Uthmeier a déclaré que l'État avait nommé Altman personnellement parce qu'il avait joué un rôle central dans le développement des fonctionnalités de ChatGPT que le procureur général considère comme les plus dangereuses. La plainte demande des dommages-intérêts pouvant atteindre plusieurs milliards de dollars et une ordonnance du tribunal enjoignant à l'entreprise de modifier sa façon d'interagir avec les jeunes utilisateurs.
Des personnes sont blessées, des parents sont trompés, et ils doivent payer pour cela.

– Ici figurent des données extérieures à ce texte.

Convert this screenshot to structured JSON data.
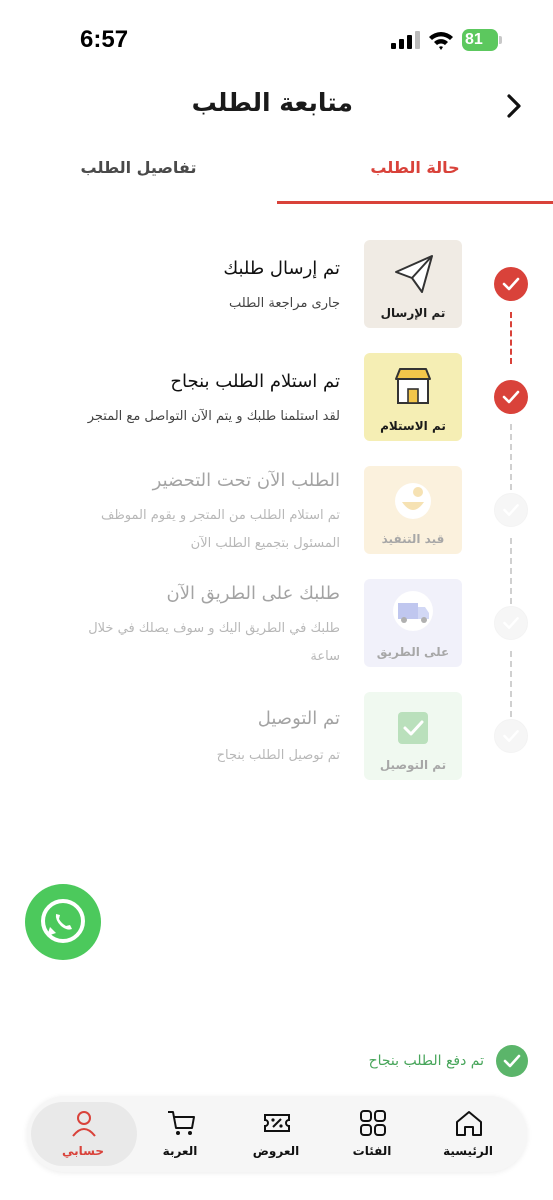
{
  "status_bar": {
    "time": "6:57",
    "battery": "81"
  },
  "header": {
    "title": "متابعة الطلب"
  },
  "tabs": [
    {
      "label": "حالة الطلب",
      "active": true
    },
    {
      "label": "تفاصيل الطلب",
      "active": false
    }
  ],
  "steps": [
    {
      "title": "تم إرسال طلبك",
      "description": "جارى مراجعة الطلب",
      "card_label": "تم الإرسال",
      "icon": "paper-plane-icon",
      "done": true
    },
    {
      "title": "تم استلام الطلب بنجاح",
      "description": "لقد استلمنا طلبك و يتم الآن التواصل مع المتجر",
      "card_label": "تم الاستلام",
      "icon": "store-icon",
      "done": true
    },
    {
      "title": "الطلب الآن تحت التحضير",
      "description": "تم استلام الطلب من المتجر و يقوم الموظف المسئول بتجميع الطلب الآن",
      "card_label": "قيد التنفيذ",
      "icon": "preparing-icon",
      "done": false
    },
    {
      "title": "طلبك على الطريق الآن",
      "description": "طلبك في الطريق اليك و سوف يصلك في خلال ساعة",
      "card_label": "على الطريق",
      "icon": "truck-icon",
      "done": false
    },
    {
      "title": "تم التوصيل",
      "description": "تم توصيل الطلب بنجاح",
      "card_label": "تم التوصيل",
      "icon": "delivered-bag-icon",
      "done": false
    }
  ],
  "payment": {
    "text": "تم دفع الطلب بنجاح"
  },
  "nav": {
    "home": "الرئيسية",
    "categories": "الفئات",
    "offers": "العروض",
    "cart": "العربة",
    "account": "حسابي"
  },
  "colors": {
    "accent": "#d9423a",
    "success": "#5bb56a",
    "whatsapp": "#4cc95c"
  }
}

- OpenAI introduit un système d'estimation de l'âge avec des garanties supplémentaires pour les mineurs détectés
- Uthmeier ouvre une enquête pénale sur le rôle de ChatGPT dans la fusillade de l'Université d'État de Floride
- La famille d'une victime de la fusillade de la FSU dépose une plainte distincte contre OpenAI
- Les familles des victimes de la fusillade de masse au Canada poursuivent OpenAI, alléguant une connaissance préalable de 8 mois
- La Floride dépose la première plainte civile au niveau de l'État contre OpenAI et Sam Altman
Échelle et contexte
ChatGPT compte environ 900 millions d'utilisateurs hebdomadaires, selon les données de l'entreprise. Les données du Pew Research citées dans la couverture médiatique montrent que 57 % des adolescents américains utilisent les chatbots d'IA pour rechercher des informations, 54 % pour les devoirs, 47 % pour le divertissement, 16 % pour des conversations informelles et 12 % pour un soutien émotionnel ou des conseils. La plainte se concentre sur une poignée de cas parmi des dizaines de millions d'adolescents exposés, un point soulevé par des commentateurs qui se demandent si l'action en justice ne confond pas corrélation et causalité.